Türk milletinin istiklal ve istikbali hiçbir zaman “nasılsa birileri bizi kurtarır” rehavetine teslim edilmemiştir.
Tarih, milletin kendi azmi ve kararlılığıyla yazdığı kahramanlık destanlarıyla doludur. Ancak bugün, bir kesimin sürekli olarak "devleti koruyan görünmeyen muhafızlar" hikayesiyle Türk milletinin direncini baltaladığına şahit oluyoruz. Bu söylem, milletin iradesini pasifize eden bir uyuşturucudan farksızdır.
Mustafa Kemal Atatürk, Milli Mücadele'yi başlatırken milletine güveniyordu. İşgal altındaki Anadolu'da, "Nasıl olsa birileri gelir bizi kurtarır" diyenlerin değil, “Bağımsızlık benim karakterimdir” diyenlerin sesine kulak verilmişti.
Şimdi soruyorum: Eğer Atatürk o harekete öncülük etmeseydi, hangi hayali güç emperyalizmi durduracaktı? Ve milletin desteğini almadan Atatürk başarılı olabilir miydi?
Bugün “Türk kelimesini Anayasa’dan kimse çıkaramaz, bu millet buna izin vermez” diyenler var. İyi de güzel kardeşim, madem bu millet her zaman bu kadar teyakkuzdaydı, Ergenekon kumpasında devletin subayları cezaevinde çürütülürken neredeydiler? Hayalet gibi bu ülkenin kahraman evlatları cezaevinde şehit edilirken neredeydi bu babayiğitler? Tabelalardan “TC” ibaresi sökülürken bu milletin fedaileri neden görünmedi? Çözüm sürecinde hendekler kazılıp Güneydoğu’daki şehirlerimiz bölünmeye sürüklenirken, Oslo’da gizli pazarlıklar yapılırken “bu millet izin vermez” masalı nerelerdeydi?
Bu milletin gazını almaktan vazgeçin artık.
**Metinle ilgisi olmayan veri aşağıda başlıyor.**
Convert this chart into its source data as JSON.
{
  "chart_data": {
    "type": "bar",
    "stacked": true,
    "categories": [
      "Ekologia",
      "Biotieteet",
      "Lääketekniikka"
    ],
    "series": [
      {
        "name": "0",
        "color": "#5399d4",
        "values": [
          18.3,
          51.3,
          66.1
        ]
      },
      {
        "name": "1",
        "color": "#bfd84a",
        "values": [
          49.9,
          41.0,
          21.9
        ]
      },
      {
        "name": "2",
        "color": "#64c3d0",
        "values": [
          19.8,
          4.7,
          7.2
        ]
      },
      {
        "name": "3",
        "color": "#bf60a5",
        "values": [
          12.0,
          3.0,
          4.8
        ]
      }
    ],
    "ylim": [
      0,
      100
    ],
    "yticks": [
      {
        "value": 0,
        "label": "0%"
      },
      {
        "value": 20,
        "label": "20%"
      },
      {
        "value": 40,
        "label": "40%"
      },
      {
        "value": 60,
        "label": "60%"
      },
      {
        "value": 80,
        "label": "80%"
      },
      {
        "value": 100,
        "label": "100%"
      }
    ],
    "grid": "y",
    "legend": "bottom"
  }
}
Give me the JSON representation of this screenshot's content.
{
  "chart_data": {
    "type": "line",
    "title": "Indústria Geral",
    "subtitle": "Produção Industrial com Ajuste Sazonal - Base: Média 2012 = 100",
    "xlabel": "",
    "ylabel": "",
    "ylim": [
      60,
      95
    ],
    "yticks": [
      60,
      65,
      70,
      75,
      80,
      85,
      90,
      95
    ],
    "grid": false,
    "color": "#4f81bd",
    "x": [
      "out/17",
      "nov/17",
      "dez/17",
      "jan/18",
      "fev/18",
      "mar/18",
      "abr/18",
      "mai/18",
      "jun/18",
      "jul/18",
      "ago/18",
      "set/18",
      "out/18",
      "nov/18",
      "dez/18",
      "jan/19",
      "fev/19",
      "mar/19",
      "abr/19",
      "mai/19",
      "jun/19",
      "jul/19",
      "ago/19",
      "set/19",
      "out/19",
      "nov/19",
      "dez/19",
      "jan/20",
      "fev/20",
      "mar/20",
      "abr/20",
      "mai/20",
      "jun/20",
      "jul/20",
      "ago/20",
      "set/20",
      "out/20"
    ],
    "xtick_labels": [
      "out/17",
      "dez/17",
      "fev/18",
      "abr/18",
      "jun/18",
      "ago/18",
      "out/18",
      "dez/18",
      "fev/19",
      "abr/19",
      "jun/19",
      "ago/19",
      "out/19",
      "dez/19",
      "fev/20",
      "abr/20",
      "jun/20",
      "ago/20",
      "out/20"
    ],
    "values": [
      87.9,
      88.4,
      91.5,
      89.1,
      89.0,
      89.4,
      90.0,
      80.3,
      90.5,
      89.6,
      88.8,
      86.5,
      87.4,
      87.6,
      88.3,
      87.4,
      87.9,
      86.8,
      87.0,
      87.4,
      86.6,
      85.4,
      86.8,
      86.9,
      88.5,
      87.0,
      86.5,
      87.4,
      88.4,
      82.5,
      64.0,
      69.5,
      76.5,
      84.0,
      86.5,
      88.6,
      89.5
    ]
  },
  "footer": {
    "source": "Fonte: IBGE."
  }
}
Türk milletinin rehavete kapılmasını engelleyecek olan tek gerçek, onun kendi bilinç ve şuuruna kavuşmasıdır.
Millet uyutuluyor, ama siz uyuturken ninni söylemeyi bırakın! Bugün Türk milletine en büyük zarar, onu mücadele ruhundan uzaklaştıran bu “derin devlet masalları”dır.
Derin devlet mi arıyorsunuz?
İşte buradayım ve açıkça söylüyorum: Eğer bu milleti Türklük bilinciyle bir araya getirmez, birlikte hareket etmesini sağlayamazsanız, bu hikayenin sonu bellidir. Bir bahaneyle – etki ajanı, FETÖ’cü, Ergenekoncu – ülkenin aydınlarını, vatanseverlerini sustururlar ve yollarına devam ederler.
Türk milletinin kurtuluşu, ancak kendi iradesine, kendi tarihine ve kendi kimliğine sahip çıkmasıyla mümkündür. Bunu yüksek sesle söyleyin!
Bugün Türkiye'nin kurtuluşu, Mustafa Kemal’in 100 yıl önce işaret ettiği gibi yine milletin azmi ve kararlılığına bağlıdır.
Yeter artık masallarla bu milleti uyutmanız!
Türk Milleti uyanmalı, yoksa bedelini gelecek nesiller öder.